Enquanto “Contos de Terramar” apresenta muita ação em um período relativamente curto, a verdadeira aventura do filme não é externa. A jornada do filme se concentra no sofrimento de Arren, basicamente ele errou e não sabe como se perdoar, ao mesmo tempo que deixou suas sombras o dominarem.

Embora ele queira, assim como nós, escapar da dor do arrependimento ou do desconforto do momento, quando observamos com clareza nossas escolhas e as consequências delas e enfrentamos o desconhecido isso eventualmente nos leva ao crescimento.

“Embora o filme mostre o tumulto do caminho para o crescimento e a auto-aceitação, ele não condena essa jornada, nem a ansiedade que advém da culpa e da insegurança.

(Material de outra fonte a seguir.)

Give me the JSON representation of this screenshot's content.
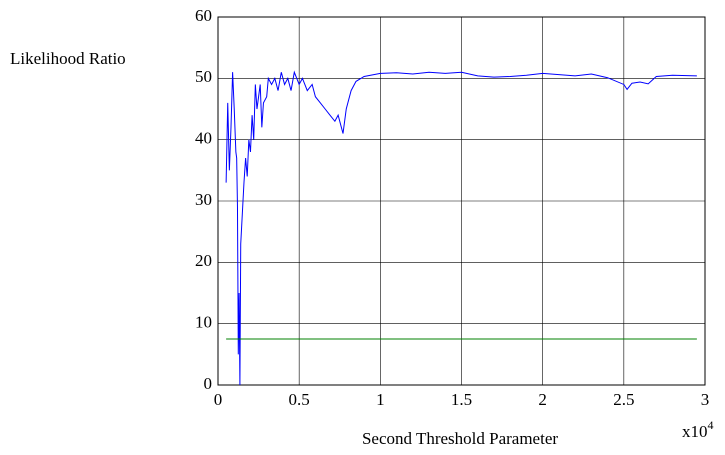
{
  "chart_data": {
    "type": "line",
    "ylabel": "Likelihood Ratio",
    "xlabel": "Second Threshold Parameter",
    "x_multiplier": {
      "base": "x10",
      "exponent": "4"
    },
    "xlim": [
      0,
      3
    ],
    "ylim": [
      0,
      60
    ],
    "xticks": [
      0,
      0.5,
      1,
      1.5,
      2,
      2.5,
      3
    ],
    "yticks": [
      0,
      10,
      20,
      30,
      40,
      50,
      60
    ],
    "grid": true,
    "series": [
      {
        "color": "#0000ff",
        "x": [
          0.05,
          0.06,
          0.07,
          0.08,
          0.09,
          0.1,
          0.11,
          0.115,
          0.12,
          0.125,
          0.13,
          0.135,
          0.14,
          0.15,
          0.16,
          0.17,
          0.18,
          0.19,
          0.2,
          0.21,
          0.22,
          0.23,
          0.24,
          0.26,
          0.27,
          0.28,
          0.3,
          0.31,
          0.33,
          0.35,
          0.37,
          0.39,
          0.41,
          0.43,
          0.45,
          0.47,
          0.5,
          0.52,
          0.55,
          0.58,
          0.6,
          0.63,
          0.66,
          0.69,
          0.72,
          0.74,
          0.76,
          0.77,
          0.79,
          0.82,
          0.85,
          0.9,
          1.0,
          1.1,
          1.2,
          1.3,
          1.4,
          1.5,
          1.6,
          1.7,
          1.8,
          1.9,
          2.0,
          2.1,
          2.2,
          2.3,
          2.4,
          2.5,
          2.52,
          2.55,
          2.6,
          2.65,
          2.7,
          2.8,
          2.95
        ],
        "values": [
          33,
          46,
          35,
          42,
          51,
          45,
          38,
          37,
          29,
          5,
          15,
          0,
          23,
          28,
          33,
          37,
          34,
          40,
          38,
          44,
          40,
          49,
          45,
          49,
          42,
          46,
          47,
          50,
          49,
          50,
          48,
          51,
          49,
          50,
          48,
          51,
          49,
          50,
          48,
          49,
          47,
          46,
          45,
          44,
          43,
          44,
          42,
          41,
          45,
          48,
          49.5,
          50.3,
          50.8,
          50.9,
          50.7,
          51,
          50.8,
          51,
          50.4,
          50.2,
          50.3,
          50.5,
          50.8,
          50.6,
          50.4,
          50.7,
          50.1,
          49,
          48.2,
          49.2,
          49.4,
          49.1,
          50.3,
          50.5,
          50.4
        ]
      },
      {
        "color": "#008000",
        "x": [
          0.05,
          2.95
        ],
        "values": [
          7.5,
          7.5
        ]
      }
    ]
  }
}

A mensagem é mais sutil”, diz Belle no artigo. “O filme do Studio Ghibli lança luz sobre as maneiras pelas quais explorar e aceitar seu próprio comportamento é uma forma de força que traz equilíbrio ao mundo”.

No final do filme, o mundo estabelece sua paz novamente, isso não apenas porque Arren derrotou seu eu mais sombrio, mas porque ele assume a responsabilidade por suas ações e confessa o assassinato do rei, mesmo sabendo que era literalmente a versão mais sombria de si mesmo que fez isso. “Enquanto esse eu sombrio está fisicamente incorporado em pontos ao longo do filme, é apenas uma representação dos piores impulsos de Arren”.

Resoinsabilizar por suas ações é “um lembrete esmagador de que redenção e auto-aceitação podem significar abandonar nossas auto-imagens preferidas, nossas crenças sobre quem queríamos ser ou acreditávamos que éramos”.

Arren finalmente aprende a viver com uma versão mais complexa de si mesmo. E, nesse processo, “o público aprende indiretamente como nós também podemos aprender a viver com uma compreensão mais complexa de nós mesmos – não como pessoas boas ou más, mas apenas sofrendo e lutando como humanos”, finaliza.

“Contos de Terramar”, assim como a maioria dos filmes do Studio Ghibli estão atualmente disponíveis no catálogo da Netflix.